【既報関連】ベネズエラで5日、ニコラス・マドゥーロ大統領支持派の警察や軍が国民議会への出入りを制限した上、少数派のマドゥーロ支持派が議長を電撃選出するという事件が起きたが、ブラジルなどの米州諸国からなるリマグループは6日、反体制派議員が別の場所で開いた議会で再選したフアン・グアイド氏を正式な議長として認める声明を発表したと6日付ブラジル国内サイトが報じた。

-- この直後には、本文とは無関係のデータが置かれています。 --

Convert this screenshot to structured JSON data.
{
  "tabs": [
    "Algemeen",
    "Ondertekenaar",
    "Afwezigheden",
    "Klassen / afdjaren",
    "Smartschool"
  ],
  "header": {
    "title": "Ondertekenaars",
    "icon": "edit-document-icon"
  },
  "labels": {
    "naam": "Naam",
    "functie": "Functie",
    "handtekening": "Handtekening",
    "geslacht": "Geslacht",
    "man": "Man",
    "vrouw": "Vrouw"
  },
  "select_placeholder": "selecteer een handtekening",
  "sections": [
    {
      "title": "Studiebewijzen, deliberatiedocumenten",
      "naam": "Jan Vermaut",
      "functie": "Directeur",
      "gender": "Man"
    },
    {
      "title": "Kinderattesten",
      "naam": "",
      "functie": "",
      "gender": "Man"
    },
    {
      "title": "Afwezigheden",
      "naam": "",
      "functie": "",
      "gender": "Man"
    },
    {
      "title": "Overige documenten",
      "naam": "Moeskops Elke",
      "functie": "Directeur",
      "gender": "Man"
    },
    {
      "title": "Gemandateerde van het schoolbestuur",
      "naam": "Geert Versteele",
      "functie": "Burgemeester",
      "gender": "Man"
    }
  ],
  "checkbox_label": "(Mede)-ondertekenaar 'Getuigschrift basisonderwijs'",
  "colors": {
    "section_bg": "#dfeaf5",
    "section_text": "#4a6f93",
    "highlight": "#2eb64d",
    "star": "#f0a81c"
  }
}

リマグループは、2018年に行われた同国大統領選で不正が行われたとし、マドゥーロ氏の再選は無効と判断。国民議会議長のグアイド氏が昨年1月、正式な資格を持つ大統領不在を理由に暫定大統領就任と大統領選のやり直しを宣言した折も、同氏を暫定大統領として承認している。
国民議会議長が暫定大統領となる事は同国憲法で認められているが、マドゥーロ派は5日、定足数さえ満たさずに議長選を行い、ルイス・パラ氏を議長に選出した。
議会多数派の反体制派議員は同日、別の場所で議会を開き、グアイド氏を再選。出席者は100人で、定足数も再選に必要な票数(84票)も満たしており、リマグループも同氏を正式な議長と認めた。この事は、同グループがグアイド氏を暫定大統領と認めた事も意味する。
だが、国際社会がグアイド氏を国民議会議長と認めた事は、マドゥーロ派の動きを止める事には繋がっていない。
その事は、グアイド氏が7日朝、議会に到着した際、警官や兵士に入場を阻まれた事などからも明らかだ。同氏は約1時間後に支持者と共に議場に入り、国歌斉唱後、議事を執り行い始めたが、その直後に電力が切られた。電力はまもなく回復したが、兵士達は議事終了後も、議会を去るグアイド氏や支持者に向けてガス弾を投げつけた。
同国の政情は依然として不安定だ。リマグループも声明で、政治、経済、治安、人道、環境などへの懸念を表明。公正で透明な大統領選の早期実施の必要性も説いた。
政情不安や経済困窮などで同国を離れる難民も後を絶たず、ブラジルでは、連邦政府の政策で2万5300人に及ぶ難民が他州に送り出された後も、ロライマ州の難民収容所では6200人が生活している。また、同州内の空きビルに住みついた同国難民も3100人に達している。